1. **WebGPU 2.0 Support**: Enhanced features and performance
2. **Multi-GPU Support**: Distributed computing across multiple adapters
3. **Advanced Memory Management**: Unified memory and memory compression
4. **Optimized Kernels**: Hand-tuned WGSL kernels for common operations
5. **Automatic Tuning**: ML-based performance optimization
6. **Interoperability**: Integration with WebAssembly and Web Workers

### Research Areas

1. **Adaptive Workgroup Sizing**: Dynamic workgroup size optimization
2. **Memory Access Optimization**: Automatic memory layout optimization
3. **Cross-Platform Profiling**: Unified performance analysis tools
4. **Energy Efficiency**: Power-aware operation scheduling

## Conclusion

The ToRSh WebGPU backend provides a modern, cross-platform solution for GPU-accelerated deep learning.

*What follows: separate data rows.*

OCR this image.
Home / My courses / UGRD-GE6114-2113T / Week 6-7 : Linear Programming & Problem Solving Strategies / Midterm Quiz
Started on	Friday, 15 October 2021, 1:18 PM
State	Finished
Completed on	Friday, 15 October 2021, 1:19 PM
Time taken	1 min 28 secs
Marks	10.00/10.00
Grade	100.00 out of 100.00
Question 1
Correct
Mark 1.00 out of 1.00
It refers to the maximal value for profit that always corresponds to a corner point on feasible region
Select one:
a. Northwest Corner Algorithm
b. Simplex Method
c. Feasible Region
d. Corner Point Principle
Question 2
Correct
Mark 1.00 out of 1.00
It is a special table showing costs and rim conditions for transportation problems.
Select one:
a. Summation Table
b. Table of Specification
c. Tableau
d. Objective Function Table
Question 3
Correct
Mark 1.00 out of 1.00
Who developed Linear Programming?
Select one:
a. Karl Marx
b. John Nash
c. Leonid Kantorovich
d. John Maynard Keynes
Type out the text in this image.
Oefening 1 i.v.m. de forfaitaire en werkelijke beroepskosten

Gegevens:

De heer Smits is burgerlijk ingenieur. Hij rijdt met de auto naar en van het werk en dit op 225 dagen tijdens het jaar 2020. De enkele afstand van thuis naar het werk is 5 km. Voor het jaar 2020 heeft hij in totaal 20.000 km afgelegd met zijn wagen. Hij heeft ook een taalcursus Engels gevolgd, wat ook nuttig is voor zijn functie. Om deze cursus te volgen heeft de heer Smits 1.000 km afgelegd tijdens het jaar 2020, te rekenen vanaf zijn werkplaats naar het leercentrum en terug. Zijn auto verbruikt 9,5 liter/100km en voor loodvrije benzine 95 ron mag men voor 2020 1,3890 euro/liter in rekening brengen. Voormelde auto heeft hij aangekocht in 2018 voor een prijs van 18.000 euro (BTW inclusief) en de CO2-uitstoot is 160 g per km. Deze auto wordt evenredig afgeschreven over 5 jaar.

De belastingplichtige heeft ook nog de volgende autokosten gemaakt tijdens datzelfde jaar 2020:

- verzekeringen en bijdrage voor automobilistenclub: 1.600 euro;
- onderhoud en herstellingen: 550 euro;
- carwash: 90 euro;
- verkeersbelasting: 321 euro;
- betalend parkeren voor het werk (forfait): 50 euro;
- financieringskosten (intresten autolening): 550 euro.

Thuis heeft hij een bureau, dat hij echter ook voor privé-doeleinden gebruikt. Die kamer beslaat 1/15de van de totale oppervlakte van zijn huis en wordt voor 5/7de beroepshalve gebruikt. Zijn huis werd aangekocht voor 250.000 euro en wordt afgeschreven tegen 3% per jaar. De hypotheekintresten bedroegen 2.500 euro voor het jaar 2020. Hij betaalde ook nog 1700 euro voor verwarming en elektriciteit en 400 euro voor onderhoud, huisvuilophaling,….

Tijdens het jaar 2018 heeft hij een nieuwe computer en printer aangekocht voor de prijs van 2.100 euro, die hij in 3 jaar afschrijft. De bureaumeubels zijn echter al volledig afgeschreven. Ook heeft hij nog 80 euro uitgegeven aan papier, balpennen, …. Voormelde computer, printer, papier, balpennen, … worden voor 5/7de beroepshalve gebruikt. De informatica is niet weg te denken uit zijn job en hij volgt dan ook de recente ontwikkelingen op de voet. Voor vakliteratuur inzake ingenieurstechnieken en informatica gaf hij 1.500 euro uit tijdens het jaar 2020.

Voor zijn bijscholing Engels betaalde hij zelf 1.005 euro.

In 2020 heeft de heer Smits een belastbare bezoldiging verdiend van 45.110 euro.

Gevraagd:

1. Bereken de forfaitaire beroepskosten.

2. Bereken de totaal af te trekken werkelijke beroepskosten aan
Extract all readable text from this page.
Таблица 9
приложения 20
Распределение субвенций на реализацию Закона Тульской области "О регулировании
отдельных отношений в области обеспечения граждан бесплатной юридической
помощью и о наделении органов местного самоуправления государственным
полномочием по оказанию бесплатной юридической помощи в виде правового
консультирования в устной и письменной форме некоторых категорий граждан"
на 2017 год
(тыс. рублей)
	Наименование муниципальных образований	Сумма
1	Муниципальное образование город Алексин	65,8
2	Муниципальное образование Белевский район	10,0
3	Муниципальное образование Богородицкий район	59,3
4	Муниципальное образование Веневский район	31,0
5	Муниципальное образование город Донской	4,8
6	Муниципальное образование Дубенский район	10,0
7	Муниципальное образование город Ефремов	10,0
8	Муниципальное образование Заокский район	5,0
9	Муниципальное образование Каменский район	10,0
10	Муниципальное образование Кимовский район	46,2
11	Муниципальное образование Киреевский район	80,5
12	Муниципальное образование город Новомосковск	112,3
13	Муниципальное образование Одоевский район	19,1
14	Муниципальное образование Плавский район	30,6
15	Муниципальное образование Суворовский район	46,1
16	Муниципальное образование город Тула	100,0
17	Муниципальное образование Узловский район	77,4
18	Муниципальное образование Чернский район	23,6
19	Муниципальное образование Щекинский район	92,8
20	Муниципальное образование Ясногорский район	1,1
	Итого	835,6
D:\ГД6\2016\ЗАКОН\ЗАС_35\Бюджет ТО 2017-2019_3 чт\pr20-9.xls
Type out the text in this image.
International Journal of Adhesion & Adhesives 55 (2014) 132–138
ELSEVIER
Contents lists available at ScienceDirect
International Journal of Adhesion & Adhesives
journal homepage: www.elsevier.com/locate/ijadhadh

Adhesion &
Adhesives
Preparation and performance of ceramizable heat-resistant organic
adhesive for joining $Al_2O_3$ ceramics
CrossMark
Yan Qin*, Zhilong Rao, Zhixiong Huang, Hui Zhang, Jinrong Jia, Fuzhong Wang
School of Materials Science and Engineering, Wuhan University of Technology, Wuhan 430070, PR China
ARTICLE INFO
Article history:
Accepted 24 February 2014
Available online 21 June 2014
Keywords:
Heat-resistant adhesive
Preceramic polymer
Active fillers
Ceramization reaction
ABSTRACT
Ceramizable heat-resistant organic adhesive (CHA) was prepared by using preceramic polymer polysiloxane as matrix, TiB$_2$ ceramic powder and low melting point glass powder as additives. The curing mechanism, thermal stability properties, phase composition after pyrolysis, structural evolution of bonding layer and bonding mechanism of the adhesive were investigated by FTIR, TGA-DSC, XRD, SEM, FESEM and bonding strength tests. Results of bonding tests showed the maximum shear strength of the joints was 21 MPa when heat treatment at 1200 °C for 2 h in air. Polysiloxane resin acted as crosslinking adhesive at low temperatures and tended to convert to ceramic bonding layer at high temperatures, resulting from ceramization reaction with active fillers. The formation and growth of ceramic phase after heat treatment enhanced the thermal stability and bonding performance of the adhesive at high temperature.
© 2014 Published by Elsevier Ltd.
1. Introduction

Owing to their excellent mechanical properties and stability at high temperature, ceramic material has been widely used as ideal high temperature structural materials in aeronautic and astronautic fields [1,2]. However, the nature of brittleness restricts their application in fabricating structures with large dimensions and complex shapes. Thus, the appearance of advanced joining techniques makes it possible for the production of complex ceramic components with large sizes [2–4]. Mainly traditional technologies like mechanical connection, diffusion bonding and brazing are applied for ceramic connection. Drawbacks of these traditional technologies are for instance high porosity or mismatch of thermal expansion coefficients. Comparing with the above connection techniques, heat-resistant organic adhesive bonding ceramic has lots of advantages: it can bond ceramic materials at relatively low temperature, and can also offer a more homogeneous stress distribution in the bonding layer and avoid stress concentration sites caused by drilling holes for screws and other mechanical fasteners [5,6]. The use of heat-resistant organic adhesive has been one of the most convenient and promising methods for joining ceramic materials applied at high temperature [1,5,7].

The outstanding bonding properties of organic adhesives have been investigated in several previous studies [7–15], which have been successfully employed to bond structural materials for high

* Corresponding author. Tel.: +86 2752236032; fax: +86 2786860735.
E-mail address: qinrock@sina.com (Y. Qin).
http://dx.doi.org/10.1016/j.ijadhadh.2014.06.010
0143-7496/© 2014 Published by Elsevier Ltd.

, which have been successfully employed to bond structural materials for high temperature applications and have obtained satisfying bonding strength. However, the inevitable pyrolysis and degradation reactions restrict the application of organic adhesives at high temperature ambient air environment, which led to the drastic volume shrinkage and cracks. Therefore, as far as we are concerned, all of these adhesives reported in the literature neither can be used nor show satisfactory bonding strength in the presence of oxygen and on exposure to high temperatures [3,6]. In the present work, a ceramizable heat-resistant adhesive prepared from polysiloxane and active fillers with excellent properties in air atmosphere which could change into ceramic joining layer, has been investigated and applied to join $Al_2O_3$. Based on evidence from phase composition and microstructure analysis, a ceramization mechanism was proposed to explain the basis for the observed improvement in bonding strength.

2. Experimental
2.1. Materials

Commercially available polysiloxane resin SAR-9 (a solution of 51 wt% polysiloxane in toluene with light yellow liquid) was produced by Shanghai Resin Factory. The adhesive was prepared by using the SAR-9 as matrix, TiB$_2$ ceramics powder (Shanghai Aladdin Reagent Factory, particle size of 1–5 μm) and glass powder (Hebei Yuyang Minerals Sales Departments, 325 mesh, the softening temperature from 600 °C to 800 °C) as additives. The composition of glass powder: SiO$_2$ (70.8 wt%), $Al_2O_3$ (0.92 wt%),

Its comprehensive feature set, excellent performance, and broad compatibility make it an ideal choice for applications targeting multiple platforms, from web browsers to high-performance computing environments.

By leveraging WebGPU's modern design and ToRSh's robust architecture, developers can build high-performance deep learning applications that run seamlessly across the entire spectrum of computing devices, from mobile phones to data center GPUs.